Examples of invalid constants:

#"\u{80}" : char (* equivalent to #"\194\128" *)
if WideChar.maxOrd = 65535 then
    #"\u{10000}" : WideChar.char (* equivalent to #"\uD800\uDC00" *)

Infix operators with surrounding dots

Status: experimental.

To use this extension, allowInfixingDot annotation in MLB file is needed:

ann "allowInfixingDot true" in
...
end

infexp_1 .longvid. infexp_2 is equivalent to op longvid (infexp_1, infexp_2).

pat_1 .longvid. pat_2 is equivalent to op longvid (pat_1, pat_2).

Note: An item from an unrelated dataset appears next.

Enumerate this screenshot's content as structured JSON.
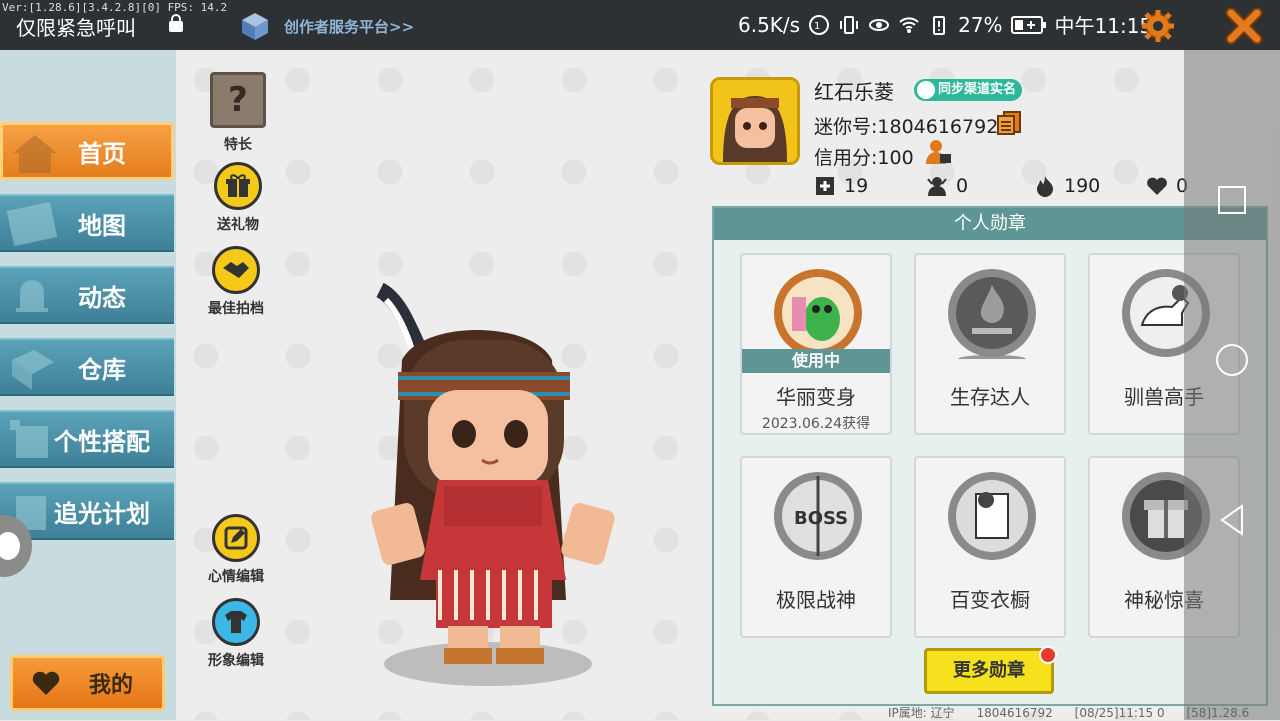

Associativity of .strid1...stridN.vid. can be controlled by infix(r) <prec> .vid. declaration. If no such declaration is found, infix 0 is assumed.

Examples:

0wxdead .Word.andb. 0wxbeef; (* equivalent to Word.andb (0wxdead, 0wxbeef) *)
fun a .foo. b = print (a ^ ", " ^ b ^ "\n"); (* equivalent to fun foo (a, b) = ... *)
infix 7 .*.
infix 6 .+.
val x = 1 .Int.*. 2 .Int.+. 3 .Int.*. 4 (* equivalent to Int.+ (Int.* (1, 2), Int.* (3, 4)) *)

The standard library $(SML_LIB)/basis/basis.mlb contains the following declarations:

infix 7 .*. ./. .div. .mod. .quot. .rem.
infix 6 .+. .-. .^.
infix 4 .>. .>=. .<. .<=. .==. .!=. .?=.

Value description in comments

Status: experimental (the starting symbol (*: may change).

To use this extension, valDescInComments annotation in MLB file is needed:

ann "valDescInComments warn" in
...
end
(* Or:
ann "valDescInComments error" in
...
end
*)

With this extension, comments that start with (*: will be parsed and the compatibility with the following value declaration (val, fun) is checked against. Type mismatch is reported as warning or error.

The content in the special comment does not affect type inference.

Good examples:

(*: val fact : int -> int *)
fun fact 0 = 1
  | fact n = n * fact (n - 1);

(*: val curry : ('a * 'b -> 'c) -> 'a -> 'b -> 'c *)
fun curry f x y = f (x, y);

Bad examples:

(*: val fact : IntInf.int -> IntInf.int *)
(* Invalid: The inferred type is int -> int *)
fun fact 0 = 1
  | fact n = n * fact (n - 1);

(*: val curry : ('a * 'b -> 'c) -> 'a -> 'b -> 'c *)
(* Invalid: The inferred type is ('a * 'b -> 'c) -> 'b -> 'a -> 'c *)
fun curry f x y = f (y, x);

Syntax:

<valspec> ::= 'val' <valdesc>
<valspecs> ::= <valspec> <valspecs>
             | <valspec>
<valdescincomment> ::= '(*:' <valspecs> '*)'
<dec> ::= <valdescincomment> 'val' ...
        | <valdescincomment> 'fun' ...

Importing ECMAScript Modules

An ECMAScript module can be imported with the _esImport declaration. Examples:

_esImport "module-name"; (* -> import "module-name"; *)
_esImport defaultItem from "module-name"; (* -> import defaultItem from "module-name"; *)
_esImport [pure] defaultItem from "module-name"; (* -> import defaultItem from "module-name"; with dead-code elimination enabled *)
_esImport [pure] { foo, bar as barr, "fun" as fun' } from "module-name"; (* -> import { foo, bar as barr, fun as fun$PRIME } from "module-name"; with dead-code elimination enabled *)
_esImport defaultItem, { foo, bar as barr, "fun" as fun' } from "module-name"; (* -> import defaultItem, { foo, bar as barr, fun as fun$PRIME } from "module-name"; *)

Syntax:

_esImport <attrs> "module-name"; (* side-effect only *)
_esImport <attrs> <vid> from "module-name"; (* default import *)
_esImport <attrs> { <spec>, <spec>... } from "module-name"; (* named imports *)
_esImport <attrs> <vid>, { <spec>, <spec>... } from "module-name"; (* default and named imports *)
(*
<attrs> ::=        (* default; the module may have side-effects *)
          | [pure] (* allow dead-code elimination *)
<spec> ::= <vid>
         | <vid> as <vid>
         | <string> as <vid>
         | <vid> : <ty>
         | <vid> as <vid> : <ty>
         | <string> as <vid> : <ty>
 *)

Namespace imports are not supported.